On Mon, Apr 6, 2020 at 12:40 PM Joe Perches <joe@xxxxxxxxxxx> wrote:
>
> 2.1.44 changed kfree(void *) to kfree(const void *) but
> I didn't find a particular reason why.
Because "free()" should always have been const (and volatile, for that
matter, but the kernel doesn't care since we eschew volatile data
structures).
It's a bug in the C library standard.
Think of it this way: free() doesn't really change the data, it kills
the lifetime of it. You can't access it afterwards - you can neither
read it nor write it validly. That is a completely different - and
independent - operation from writing to it.
And more importantly, it's perfectly fine to have a const data
structure (or a volatile one) that you free. The allocation may have
done something like this:
struct mystruct {
const struct dictionary *dictionary;
...
};
and it was allocated and initialized before it was assigned to that
"dictionary" pointer. That's _good_ code.

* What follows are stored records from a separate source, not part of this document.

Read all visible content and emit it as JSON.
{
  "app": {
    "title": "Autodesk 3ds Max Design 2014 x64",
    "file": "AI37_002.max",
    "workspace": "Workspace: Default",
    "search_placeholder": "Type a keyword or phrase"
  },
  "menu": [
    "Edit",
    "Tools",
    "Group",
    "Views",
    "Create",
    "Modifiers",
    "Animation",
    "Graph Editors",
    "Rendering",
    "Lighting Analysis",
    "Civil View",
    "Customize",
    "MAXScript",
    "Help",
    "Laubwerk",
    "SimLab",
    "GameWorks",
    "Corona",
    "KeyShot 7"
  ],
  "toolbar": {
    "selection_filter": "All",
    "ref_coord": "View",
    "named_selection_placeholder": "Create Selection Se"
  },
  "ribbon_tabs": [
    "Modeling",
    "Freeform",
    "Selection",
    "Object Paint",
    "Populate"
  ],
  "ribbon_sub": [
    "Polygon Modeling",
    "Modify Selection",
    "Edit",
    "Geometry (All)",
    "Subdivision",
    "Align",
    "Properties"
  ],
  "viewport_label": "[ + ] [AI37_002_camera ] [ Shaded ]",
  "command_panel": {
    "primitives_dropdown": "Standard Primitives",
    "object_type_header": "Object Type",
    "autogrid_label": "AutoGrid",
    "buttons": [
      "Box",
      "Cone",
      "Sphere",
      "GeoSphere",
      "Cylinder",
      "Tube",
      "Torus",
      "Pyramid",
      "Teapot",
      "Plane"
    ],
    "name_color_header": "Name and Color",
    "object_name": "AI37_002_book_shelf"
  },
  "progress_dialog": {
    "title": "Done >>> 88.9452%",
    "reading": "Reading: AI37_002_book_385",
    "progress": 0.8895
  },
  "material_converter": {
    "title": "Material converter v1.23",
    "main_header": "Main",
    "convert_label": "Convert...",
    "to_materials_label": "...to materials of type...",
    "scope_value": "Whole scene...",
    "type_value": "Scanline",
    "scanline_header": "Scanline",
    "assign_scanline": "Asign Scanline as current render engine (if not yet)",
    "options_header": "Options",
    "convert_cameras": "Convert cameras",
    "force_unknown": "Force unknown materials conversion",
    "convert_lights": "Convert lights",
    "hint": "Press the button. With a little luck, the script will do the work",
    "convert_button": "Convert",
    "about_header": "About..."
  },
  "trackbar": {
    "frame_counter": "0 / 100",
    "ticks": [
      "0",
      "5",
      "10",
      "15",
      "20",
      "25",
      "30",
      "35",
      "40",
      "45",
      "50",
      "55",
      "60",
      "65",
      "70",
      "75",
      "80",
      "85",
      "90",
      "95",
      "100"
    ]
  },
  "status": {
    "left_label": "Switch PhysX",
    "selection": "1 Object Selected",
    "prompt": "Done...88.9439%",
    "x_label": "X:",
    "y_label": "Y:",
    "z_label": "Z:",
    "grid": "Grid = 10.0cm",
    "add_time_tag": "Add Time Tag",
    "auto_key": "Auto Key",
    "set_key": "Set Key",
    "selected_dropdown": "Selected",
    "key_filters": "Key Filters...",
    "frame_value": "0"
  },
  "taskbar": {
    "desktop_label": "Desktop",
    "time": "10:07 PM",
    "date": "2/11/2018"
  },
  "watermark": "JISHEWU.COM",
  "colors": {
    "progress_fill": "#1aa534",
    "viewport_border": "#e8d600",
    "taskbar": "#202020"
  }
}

So it wasn't const before the allocation, but it turned const
afterwards, and freeing it doesn't change that, it just kills the
lifetime entirely.
So "free()" should take a const pointer without complaining, and saying
free(mystruct->dictionary);
free(mystruct);
is a sensible an correct thing to do. Warning about - or requiring
that dictionary pointer to be cast to be freed - is fundamentally
wrong.
We're not bound by the fact that the C standard library got their
rules wrong, so we can fix it in the kernel.
Linus